When she woke Michael in the night to hurry to her bedroom to kill a spider that had appeared while she was reading to overcome insomnia, or near dinnertime when she fled the kitchen in fear of a scurrying invader, the eight-legged threat would not always be where she’d seen it. An urgent spider hunt would ensue. Find it, Mickey. Find it and kill it. Damn you, Mouse, you little shit, find it, kill it! If the creature were found and squashed to her satisfaction, life could go on after a suitable period of lamentation regarding the death she would have suffered if she had been bitten. On those occasions when the spider couldn’t be found––or never existed in the first place—the failed search was an excuse to attempt to settle her nerves with glass after glass of chardonnay or morbid talk about how suicide by pills would be a better way to go than by suffocating when her airway shut down from arachnid poison. You’ll miss me then. You’ll miss me when you’re alone, boything. Alone because you were too stupid to find it and kill it.

He had done nothing to earn her animosity, with the possible exception of having been born. Even after he became convinced that she enjoyed manipulating him into conceding that her silly fears were legitimate, Michael was frequently exasperated with her, often impatient, indignant that she toyed with him—but he was never able to hate her. Whatever else Beth might be, she was his mother. He could no more love her than despise her, but pity came easily. He wondered if in her childhood she endured something that shaped her into what she was. If she could not strike back at whoever had been cruel to her, she might feel the need to pay her misery forward to her son, as wrong as that might be. Even if by nature Mother was a disturbed person, she was a pathetic rather than an evil figure. Watching her in near perpetual distress, some faked but much of it real, Michael was at times overcome by a tenderness toward her, and by a desire to fix whatever was broken in the woman, though he knew he hadn’t the power to make her right. However, day by day, week by week, year by year, he came to see how he could console her with no risk of becoming like her; he could be amused by her, find sanctuary in his amusement, without disrespecting her. That was not an easy path to take, but he found a satisfaction in it that he could not name until he was much older—compassion, mercy, forgiveness.

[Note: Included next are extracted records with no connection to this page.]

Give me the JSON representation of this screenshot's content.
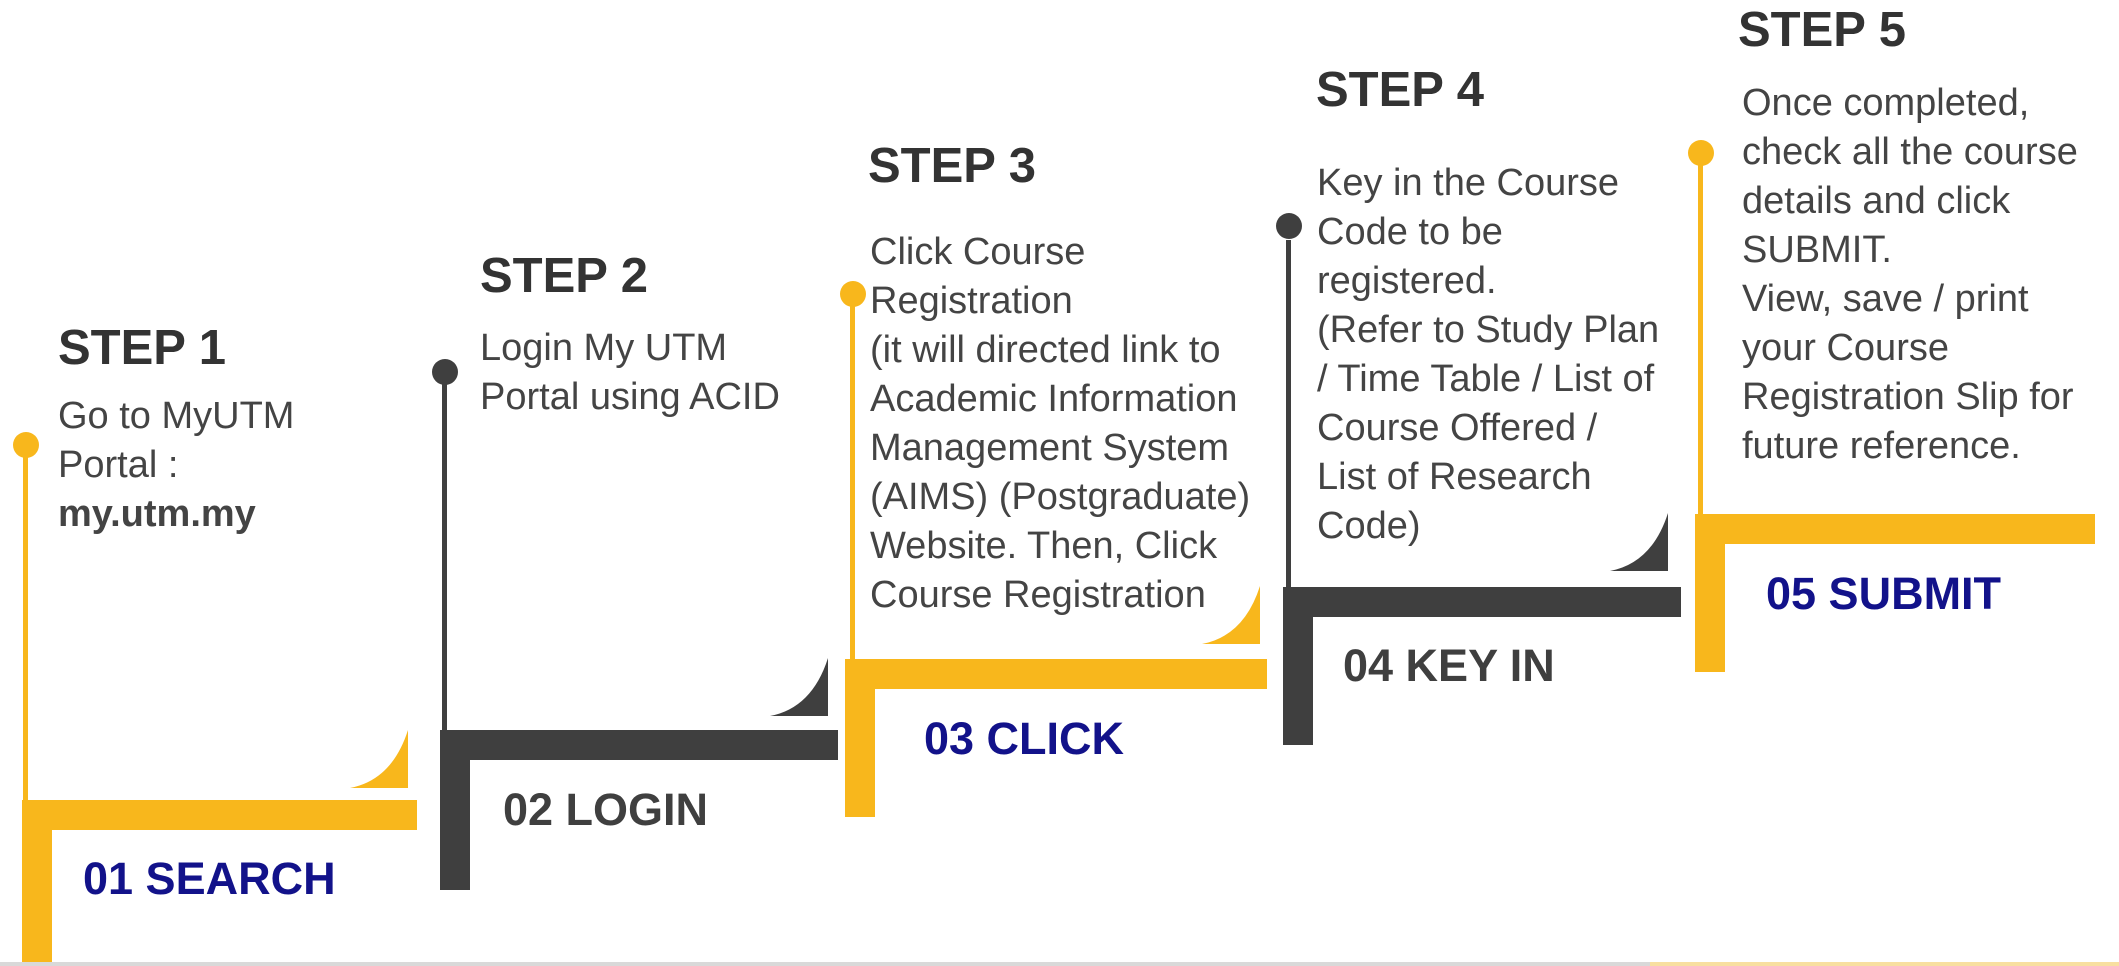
{
  "colors": {
    "accent_yellow": "#F8B71C",
    "dark_grey": "#3F3F3F",
    "label_blue": "#12128A",
    "title_grey": "#333333"
  },
  "steps": [
    {
      "title": "STEP 1",
      "desc_lines": [
        "Go to MyUTM",
        "Portal :"
      ],
      "desc_bold": "my.utm.my",
      "label": "01 SEARCH"
    },
    {
      "title": "STEP 2",
      "desc_lines": [
        "Login My UTM",
        "Portal using ACID"
      ],
      "label": "02 LOGIN"
    },
    {
      "title": "STEP 3",
      "desc_lines": [
        "Click Course",
        "Registration",
        "(it will directed link to",
        "Academic Information",
        "Management System",
        "(AIMS) (Postgraduate)",
        "Website. Then, Click",
        "Course Registration"
      ],
      "label": "03 CLICK"
    },
    {
      "title": "STEP 4",
      "desc_lines": [
        "Key in the Course",
        "Code to be",
        "registered.",
        "(Refer to Study Plan",
        "/ Time Table / List of",
        "Course Offered /",
        "List of Research",
        "Code)"
      ],
      "label": "04 KEY IN"
    },
    {
      "title": "STEP 5",
      "desc_lines": [
        "Once completed,",
        "check all the course",
        "details and click",
        "SUBMIT.",
        "View, save / print",
        "your Course",
        "Registration Slip for",
        "future reference."
      ],
      "label": "05 SUBMIT"
    }
  ]
}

The year of spider terror came to a quiet end. Having reason to be suspicious, Michael waited till his mother was across the street, berating neighbors for an offense they had not committed, whereupon he went into the attic. That place was forbidden to him, because his mother claimed it harbored hornet’s nests and rats bearing numerous diseases. He found no hornets or rats, but he did find three quart-size mason jars with numerous pinholes in their lids. One was empty. The other two contained dead flies and pill bugs that Mother had provided as larder, a few drops of water, and a variety of spiders that she had somehow gathered and imprisoned, ten in all, clinging to life in ill-spun webs that sagged away from the glass walls. You can’t depend on nature always to supply a spider when you most need one. Michael, Mickey, Mouse, Boything, Little Shit carried the jars downstairs. He took the occupied pair into the backyard and set the prisoners free. They scurried across his hands without biting him. In the kitchen, he washed the jars, dried them with paper towels, and stood them on the counter by the door to the pantry. He went to his room and was soon lost in a book. He heard his mother return home. She slammed the door and cursed the world on her way to the kitchen and the chardonnay. Her sudden silence lasted perhaps two hours, until she’d drunk enough to start softly singing Celtic songs to which she didn’t know all the words. Later, she ordered in dinner from a restaurant on the corner, all his favorite dishes, allowed him to read his book at the table, and did not trouble him with conversation. Such were the limits of her grace and confession. Michael knew even this tacit recognition of the humanity of another was torment for her, and he asked nothing more.